Answer
$3$ feet
Work Step by Step
The area of the rectangular garden and the border is $A_1=(2x+30)(2x+20),$ while the area of the rectangular garden is $A_2=30(20).$ Subtracting the two areas results to the area of the border.

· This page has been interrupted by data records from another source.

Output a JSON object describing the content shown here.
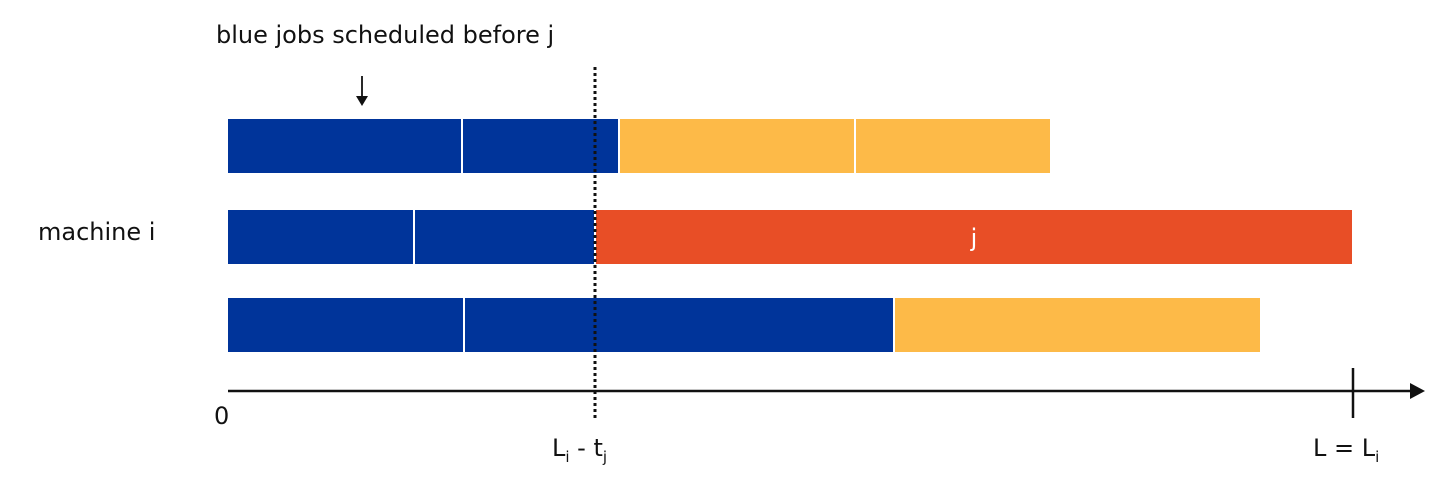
{
  "annotation": "blue jobs scheduled before j",
  "machine_label": "machine i",
  "axis": {
    "origin_label": "0",
    "end_label_main": "L = L",
    "end_label_sub": "i",
    "mid_label_L": "L",
    "mid_label_L_sub": "i",
    "mid_label_minus": " - t",
    "mid_label_t_sub": "j"
  },
  "colors": {
    "blue": "#00349A",
    "yellow": "#FDBA48",
    "orange": "#E84E26"
  },
  "rows": [
    {
      "segments": [
        {
          "start": 0,
          "end": 234,
          "color": "blue"
        },
        {
          "start": 234,
          "end": 391,
          "color": "blue"
        },
        {
          "start": 391,
          "end": 627,
          "color": "yellow"
        },
        {
          "start": 627,
          "end": 823,
          "color": "yellow"
        }
      ]
    },
    {
      "segments": [
        {
          "start": 0,
          "end": 186,
          "color": "blue"
        },
        {
          "start": 186,
          "end": 367,
          "color": "blue"
        },
        {
          "start": 367,
          "end": 1125,
          "color": "orange",
          "label": "j"
        }
      ]
    },
    {
      "segments": [
        {
          "start": 0,
          "end": 236,
          "color": "blue"
        },
        {
          "start": 236,
          "end": 666,
          "color": "blue"
        },
        {
          "start": 666,
          "end": 1033,
          "color": "yellow"
        }
      ]
    }
  ],
  "markers": {
    "dotted_line_at": 367,
    "L_at": 1125
  }
}
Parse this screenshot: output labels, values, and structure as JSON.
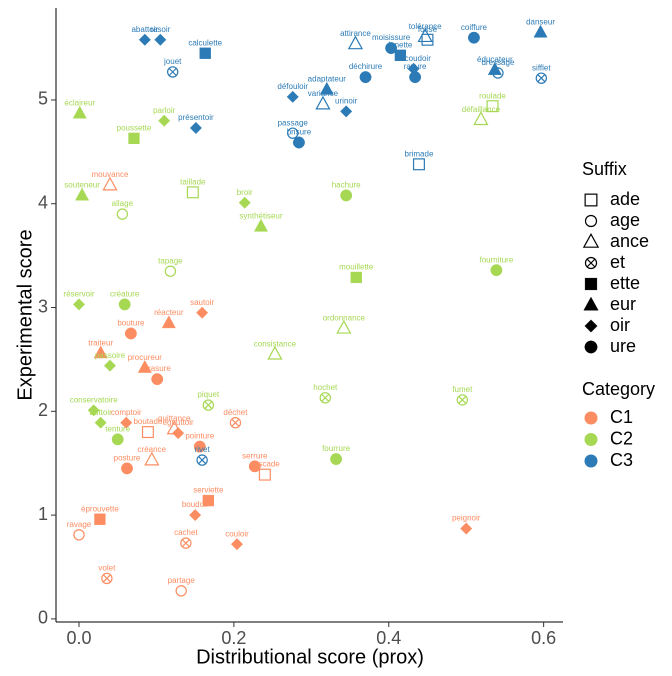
{
  "chart_data": {
    "type": "scatter",
    "xlabel": "Distributional score (prox)",
    "ylabel": "Experimental score",
    "xlim": [
      -0.0297,
      0.625
    ],
    "ylim": [
      -0.03,
      5.886
    ],
    "xticks": [
      {
        "value": 0,
        "label": "0.0"
      },
      0.2,
      0.4,
      0.6
    ],
    "yticks": [
      0,
      1,
      2,
      3,
      4,
      5
    ],
    "grid": false,
    "suffix_legend": {
      "title": "Suffix",
      "names": [
        "ade",
        "age",
        "ance",
        "et",
        "ette",
        "eur",
        "oir",
        "ure"
      ]
    },
    "category_legend": {
      "title": "Category"
    },
    "series": [
      {
        "name": "C1",
        "color": "#fc8d62",
        "points": [
          {
            "label": "mouvance",
            "x": 0.04,
            "y": 4.18,
            "suffix": "ance"
          },
          {
            "label": "sautoir",
            "x": 0.159,
            "y": 2.95,
            "suffix": "oir"
          },
          {
            "label": "réacteur",
            "x": 0.116,
            "y": 2.85,
            "suffix": "eur"
          },
          {
            "label": "bouture",
            "x": 0.067,
            "y": 2.75,
            "suffix": "ure"
          },
          {
            "label": "traiteur",
            "x": 0.028,
            "y": 2.56,
            "suffix": "eur"
          },
          {
            "label": "procureur",
            "x": 0.085,
            "y": 2.42,
            "suffix": "eur"
          },
          {
            "label": "brasure",
            "x": 0.101,
            "y": 2.31,
            "suffix": "ure"
          },
          {
            "label": "comptoir",
            "x": 0.061,
            "y": 1.89,
            "suffix": "oir"
          },
          {
            "label": "boutade",
            "x": 0.089,
            "y": 1.8,
            "suffix": "ade"
          },
          {
            "label": "quittance",
            "x": 0.123,
            "y": 1.83,
            "suffix": "ance"
          },
          {
            "label": "égouttoir",
            "x": 0.128,
            "y": 1.79,
            "suffix": "oir"
          },
          {
            "label": "déchet",
            "x": 0.202,
            "y": 1.89,
            "suffix": "et"
          },
          {
            "label": "pointure",
            "x": 0.156,
            "y": 1.66,
            "suffix": "ure"
          },
          {
            "label": "créance",
            "x": 0.094,
            "y": 1.53,
            "suffix": "ance"
          },
          {
            "label": "posture",
            "x": 0.062,
            "y": 1.45,
            "suffix": "ure"
          },
          {
            "label": "serrure",
            "x": 0.227,
            "y": 1.47,
            "suffix": "ure"
          },
          {
            "label": "cascade",
            "x": 0.24,
            "y": 1.39,
            "suffix": "ade"
          },
          {
            "label": "serviette",
            "x": 0.167,
            "y": 1.14,
            "suffix": "ette"
          },
          {
            "label": "boudoir",
            "x": 0.15,
            "y": 1.0,
            "suffix": "oir"
          },
          {
            "label": "éprouvette",
            "x": 0.027,
            "y": 0.96,
            "suffix": "ette"
          },
          {
            "label": "ravage",
            "x": 0.0,
            "y": 0.81,
            "suffix": "age"
          },
          {
            "label": "cachet",
            "x": 0.138,
            "y": 0.73,
            "suffix": "et"
          },
          {
            "label": "couloir",
            "x": 0.204,
            "y": 0.72,
            "suffix": "oir"
          },
          {
            "label": "peignoir",
            "x": 0.5,
            "y": 0.87,
            "suffix": "oir"
          },
          {
            "label": "volet",
            "x": 0.036,
            "y": 0.39,
            "suffix": "et"
          },
          {
            "label": "partage",
            "x": 0.132,
            "y": 0.27,
            "suffix": "age"
          }
        ]
      },
      {
        "name": "C2",
        "color": "#a6d854",
        "points": [
          {
            "label": "éclaireur",
            "x": 0.001,
            "y": 4.87,
            "suffix": "eur"
          },
          {
            "label": "parloir",
            "x": 0.11,
            "y": 4.8,
            "suffix": "oir"
          },
          {
            "label": "poussette",
            "x": 0.071,
            "y": 4.63,
            "suffix": "ette"
          },
          {
            "label": "roulade",
            "x": 0.534,
            "y": 4.94,
            "suffix": "ade"
          },
          {
            "label": "défaillance",
            "x": 0.519,
            "y": 4.81,
            "suffix": "ance"
          },
          {
            "label": "souteneur",
            "x": 0.004,
            "y": 4.08,
            "suffix": "eur"
          },
          {
            "label": "taillade",
            "x": 0.147,
            "y": 4.11,
            "suffix": "ade"
          },
          {
            "label": "allage",
            "x": 0.056,
            "y": 3.9,
            "suffix": "age"
          },
          {
            "label": "broir",
            "x": 0.214,
            "y": 4.01,
            "suffix": "oir"
          },
          {
            "label": "hachure",
            "x": 0.345,
            "y": 4.08,
            "suffix": "ure"
          },
          {
            "label": "synthétiseur",
            "x": 0.235,
            "y": 3.78,
            "suffix": "eur"
          },
          {
            "label": "tapage",
            "x": 0.118,
            "y": 3.35,
            "suffix": "age"
          },
          {
            "label": "mouillette",
            "x": 0.358,
            "y": 3.29,
            "suffix": "ette"
          },
          {
            "label": "fourniture",
            "x": 0.539,
            "y": 3.36,
            "suffix": "ure"
          },
          {
            "label": "réservoir",
            "x": 0.0,
            "y": 3.03,
            "suffix": "oir"
          },
          {
            "label": "créature",
            "x": 0.059,
            "y": 3.03,
            "suffix": "ure"
          },
          {
            "label": "ordonnance",
            "x": 0.342,
            "y": 2.8,
            "suffix": "ance"
          },
          {
            "label": "consistance",
            "x": 0.253,
            "y": 2.55,
            "suffix": "ance"
          },
          {
            "label": "passoire",
            "x": 0.04,
            "y": 2.44,
            "suffix": "oir"
          },
          {
            "label": "hochet",
            "x": 0.318,
            "y": 2.13,
            "suffix": "et"
          },
          {
            "label": "fumet",
            "x": 0.495,
            "y": 2.11,
            "suffix": "et"
          },
          {
            "label": "conservatoire",
            "x": 0.019,
            "y": 2.01,
            "suffix": "oir"
          },
          {
            "label": "piquet",
            "x": 0.167,
            "y": 2.06,
            "suffix": "et"
          },
          {
            "label": "buttoir",
            "x": 0.028,
            "y": 1.89,
            "suffix": "oir"
          },
          {
            "label": "tenture",
            "x": 0.05,
            "y": 1.73,
            "suffix": "ure"
          },
          {
            "label": "fourrure",
            "x": 0.332,
            "y": 1.54,
            "suffix": "ure"
          }
        ]
      },
      {
        "name": "C3",
        "color": "#2c7bb6",
        "points": [
          {
            "label": "abattoir",
            "x": 0.085,
            "y": 5.58,
            "suffix": "oir"
          },
          {
            "label": "rasoir",
            "x": 0.105,
            "y": 5.58,
            "suffix": "oir"
          },
          {
            "label": "calculette",
            "x": 0.163,
            "y": 5.45,
            "suffix": "ette"
          },
          {
            "label": "jouet",
            "x": 0.121,
            "y": 5.27,
            "suffix": "et"
          },
          {
            "label": "présentoir",
            "x": 0.151,
            "y": 4.73,
            "suffix": "oir"
          },
          {
            "label": "attirance",
            "x": 0.357,
            "y": 5.54,
            "suffix": "ance"
          },
          {
            "label": "moisissure",
            "x": 0.403,
            "y": 5.5,
            "suffix": "ure"
          },
          {
            "label": "lunette",
            "x": 0.415,
            "y": 5.43,
            "suffix": "ette"
          },
          {
            "label": "tolérance",
            "x": 0.447,
            "y": 5.61,
            "suffix": "ance"
          },
          {
            "label": "fossé",
            "x": 0.45,
            "y": 5.58,
            "suffix": "ade"
          },
          {
            "label": "coiffure",
            "x": 0.51,
            "y": 5.6,
            "suffix": "ure"
          },
          {
            "label": "danseur",
            "x": 0.596,
            "y": 5.65,
            "suffix": "eur"
          },
          {
            "label": "défouloir",
            "x": 0.276,
            "y": 5.03,
            "suffix": "oir"
          },
          {
            "label": "adaptateur",
            "x": 0.32,
            "y": 5.1,
            "suffix": "eur"
          },
          {
            "label": "variance",
            "x": 0.315,
            "y": 4.96,
            "suffix": "ance"
          },
          {
            "label": "urinoir",
            "x": 0.345,
            "y": 4.89,
            "suffix": "oir"
          },
          {
            "label": "déchirure",
            "x": 0.37,
            "y": 5.22,
            "suffix": "ure"
          },
          {
            "label": "accoudoir",
            "x": 0.432,
            "y": 5.3,
            "suffix": "oir"
          },
          {
            "label": "rayure",
            "x": 0.434,
            "y": 5.22,
            "suffix": "ure"
          },
          {
            "label": "éducateur",
            "x": 0.537,
            "y": 5.29,
            "suffix": "eur"
          },
          {
            "label": "dressage",
            "x": 0.541,
            "y": 5.26,
            "suffix": "age"
          },
          {
            "label": "sifflet",
            "x": 0.597,
            "y": 5.21,
            "suffix": "et"
          },
          {
            "label": "passage",
            "x": 0.276,
            "y": 4.68,
            "suffix": "age"
          },
          {
            "label": "brisure",
            "x": 0.284,
            "y": 4.59,
            "suffix": "ure"
          },
          {
            "label": "brimade",
            "x": 0.439,
            "y": 4.38,
            "suffix": "ade"
          },
          {
            "label": "rivet",
            "x": 0.159,
            "y": 1.53,
            "suffix": "et"
          }
        ]
      }
    ]
  }
}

Since, the area of the border is given as $336$ square feet, then
\begin{array}{l}\require{cancel}
A=A_1-A_2
\\
336=(2x+30)(2x+20)-30(20)
\\
336=(2x+30)(2x+20)-600
\\
336+600=(2x+30)(2x+20)
\\
936=(2x+30)(2x+20)
.\end{array}
Using the FOIL Method which is given by $(a+b)(c+d)=ac+ad+bc+bd,$ the expression above is equivalent to
\begin{array}{l}\require{cancel}
936=2x(2x)+2x(20)+30(2x)+30(20)
\\
936=4x^2+40x+60x+600
\\
0=4x^2+40x+60x+600-936
\\
4x^2+100x-336=0
\\
\dfrac{4x^2+100x-336}{4}=\dfrac{0}{4}
\\
x^2+25x-84=0
\\
(x+28)(x-3)=0
.\end{array}
Equating each factor to zero (Zero Product Property) then the solutions of the equation above are $
x=\{ -28,3 \}
.$ Since $x$ is a measurement, then only $x=3$ is the acceptable solution. Therefore, the width of the border, $x,$ is $3$ feet.